Rethinking Coup Risk: Rural Coalitions and Coup-Proofing in Sub-Saharan Africa
Beth Rabinowitz & Paul Jargowsky
Armed Forces & Society, forthcoming
Abstract:
Military interventions continue to be prevalent in Africa. In the 21st century alone, 14 coups have been successfully staged. Whereas most studies of coup risk examine how militaries are organized or what structural conditions are associated with coups, we take a novel approach. We explore how coalition politics relate to coup risk. It has long been observed that regimes try to hold power by buying off urban consumers. We argue that focusing on urban consumers actually makes regimes more prone to military intervention. Instead, leaders who ally with established rural elites are more effective at thwarting coups. To test our hypothesis, we develop a unique data set of rural political strategies, coding regimes in 44 sub-Saharan countries from 1960 to 2000. Using a continuous-time Cox proportional hazards regression model, we find a robust correlation between policies supportive of rural elites and lower coup risk.

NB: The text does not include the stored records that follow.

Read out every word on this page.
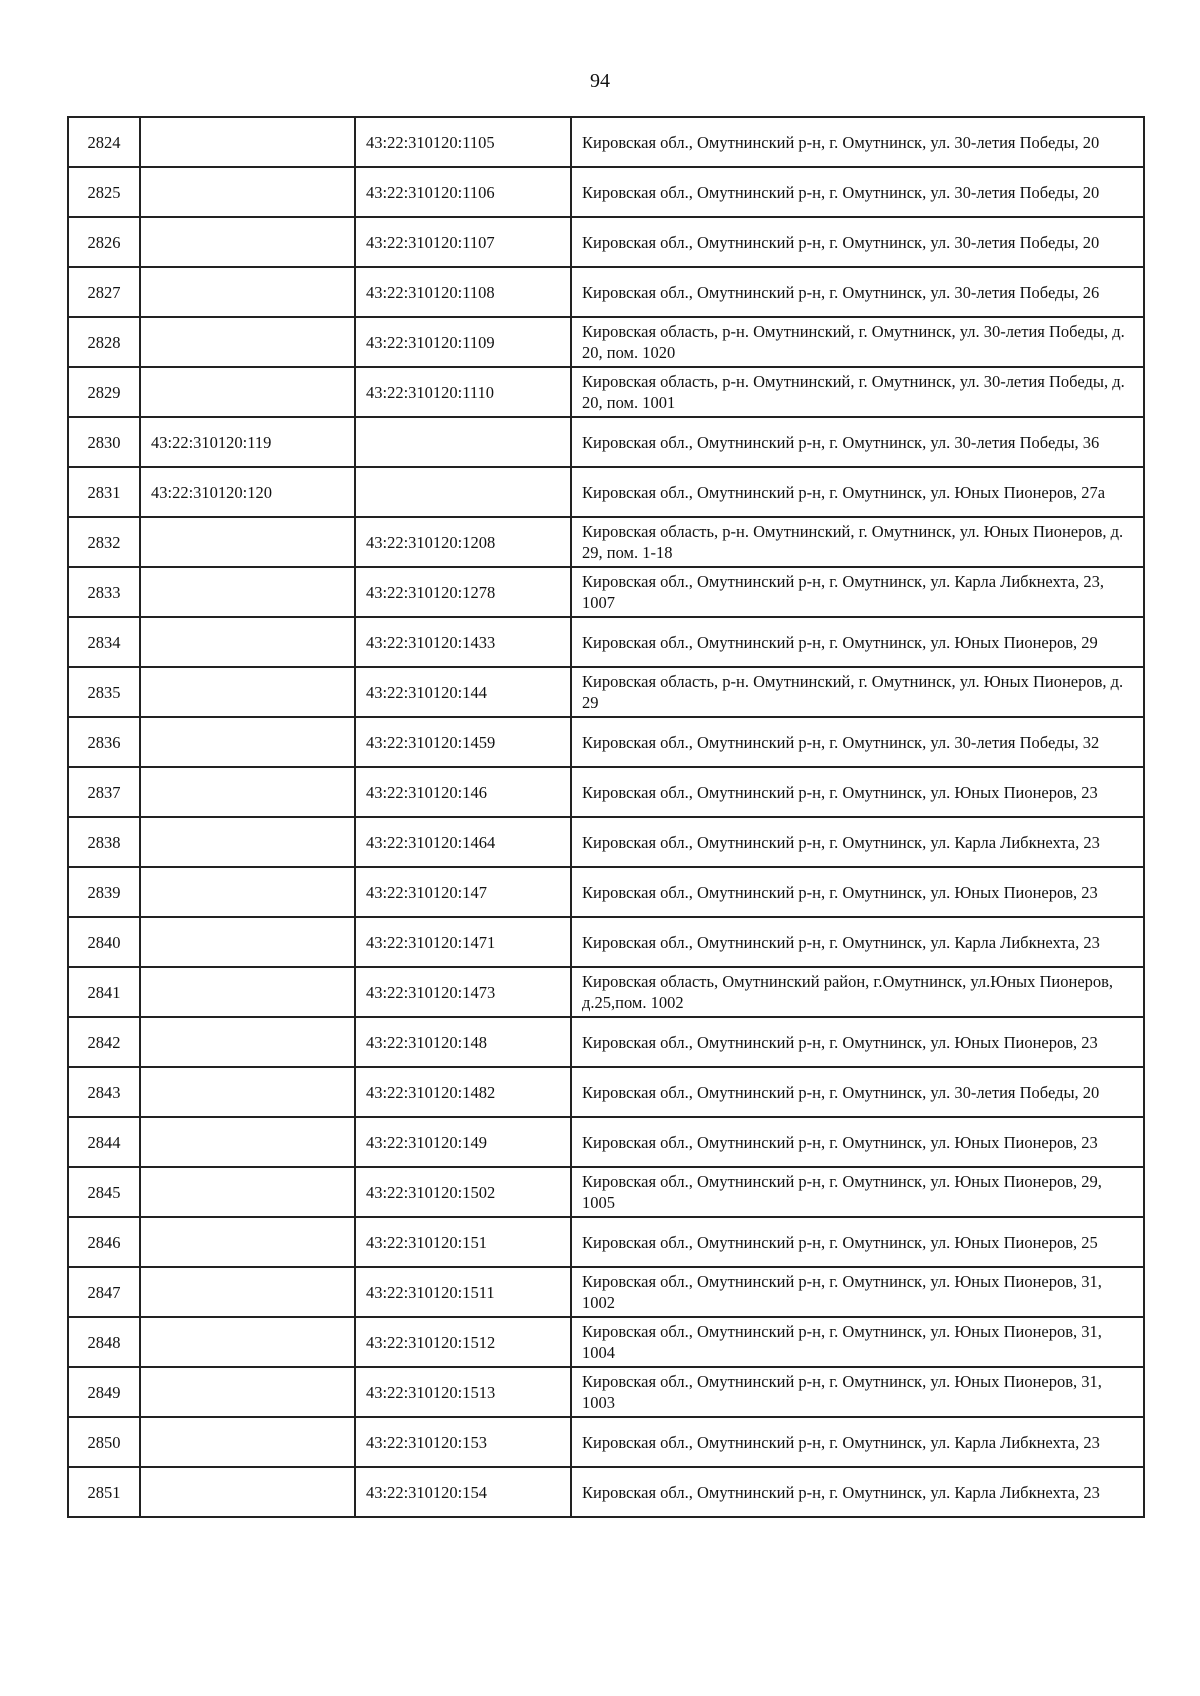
94
2824		43:22:310120:1105	Кировская обл., Омутнинский р-н, г. Омутнинск, ул. 30-летия Победы, 20
2825		43:22:310120:1106	Кировская обл., Омутнинский р-н, г. Омутнинск, ул. 30-летия Победы, 20
2826		43:22:310120:1107	Кировская обл., Омутнинский р-н, г. Омутнинск, ул. 30-летия Победы, 20
2827		43:22:310120:1108	Кировская обл., Омутнинский р-н, г. Омутнинск, ул. 30-летия Победы, 26
2828		43:22:310120:1109	Кировская область, р-н. Омутнинский, г. Омутнинск, ул. 30-летия Победы, д. 20, пом. 1020
2829		43:22:310120:1110	Кировская область, р-н. Омутнинский, г. Омутнинск, ул. 30-летия Победы, д. 20, пом. 1001
2830	43:22:310120:119		Кировская обл., Омутнинский р-н, г. Омутнинск, ул. 30-летия Победы, 36
2831	43:22:310120:120		Кировская обл., Омутнинский р-н, г. Омутнинск, ул. Юных Пионеров, 27а
2832		43:22:310120:1208	Кировская область, р-н. Омутнинский, г. Омутнинск, ул. Юных Пионеров, д. 29, пом. 1-18
2833		43:22:310120:1278	Кировская обл., Омутнинский р-н, г. Омутнинск, ул. Карла Либкнехта, 23, 1007
2834		43:22:310120:1433	Кировская обл., Омутнинский р-н, г. Омутнинск, ул. Юных Пионеров, 29
2835		43:22:310120:144	Кировская область, р-н. Омутнинский, г. Омутнинск, ул. Юных Пионеров, д. 29
2836		43:22:310120:1459	Кировская обл., Омутнинский р-н, г. Омутнинск, ул. 30-летия Победы, 32
2837		43:22:310120:146	Кировская обл., Омутнинский р-н, г. Омутнинск, ул. Юных Пионеров, 23
2838		43:22:310120:1464	Кировская обл., Омутнинский р-н, г. Омутнинск, ул. Карла Либкнехта, 23
2839		43:22:310120:147	Кировская обл., Омутнинский р-н, г. Омутнинск, ул. Юных Пионеров, 23
2840		43:22:310120:1471	Кировская обл., Омутнинский р-н, г. Омутнинск, ул. Карла Либкнехта, 23
2841		43:22:310120:1473	Кировская область, Омутнинский район, г.Омутнинск, ул.Юных Пионеров, д.25,пом. 1002
2842		43:22:310120:148	Кировская обл., Омутнинский р-н, г. Омутнинск, ул. Юных Пионеров, 23
2843		43:22:310120:1482	Кировская обл., Омутнинский р-н, г. Омутнинск, ул. 30-летия Победы, 20
2844		43:22:310120:149	Кировская обл., Омутнинский р-н, г. Омутнинск, ул. Юных Пионеров, 23
2845		43:22:310120:1502	Кировская обл., Омутнинский р-н, г. Омутнинск, ул. Юных Пионеров, 29, 1005
2846		43:22:310120:151	Кировская обл., Омутнинский р-н, г. Омутнинск, ул. Юных Пионеров, 25
2847		43:22:310120:1511	Кировская обл., Омутнинский р-н, г. Омутнинск, ул. Юных Пионеров, 31, 1002
2848		43:22:310120:1512	Кировская обл., Омутнинский р-н, г. Омутнинск, ул. Юных Пионеров, 31, 1004
2849		43:22:310120:1513	Кировская обл., Омутнинский р-н, г. Омутнинск, ул. Юных Пионеров, 31, 1003
2850		43:22:310120:153	Кировская обл., Омутнинский р-н, г. Омутнинск, ул. Карла Либкнехта, 23
2851		43:22:310120:154	Кировская обл., Омутнинский р-н, г. Омутнинск, ул. Карла Либкнехта, 23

Financial Liberalization: Stable Autocracies and Constrained Democracies
Amy Pond
Comparative Political Studies, forthcoming
Abstract:
Why do autocratic rulers liberalize financial markets? This article shows how autocrats use financial liberalization for two distinct purposes. First, autocrats may use liberalization to bolster the economy, making revolution less attractive to the political opposition and stabilizing the autocracy. Second, when stabilization of the autocracy is too costly, autocrats may use liberalization to make assets more mobile. Mobility provides elite asset owners with external investment options, which limit redistribution. When redistribution is the main fear associated with democratization, the mobility associated with liberalization makes direct control of political institutions through dictatorship unnecessary. Thus, autocrats use liberalization to stimulate the economy and stabilize their rule or to reduce redistribution in anticipation of democratization. Suharto's policies in Indonesia and Pinochet's policies in Chile illustrate these two objectives of financial liberalization.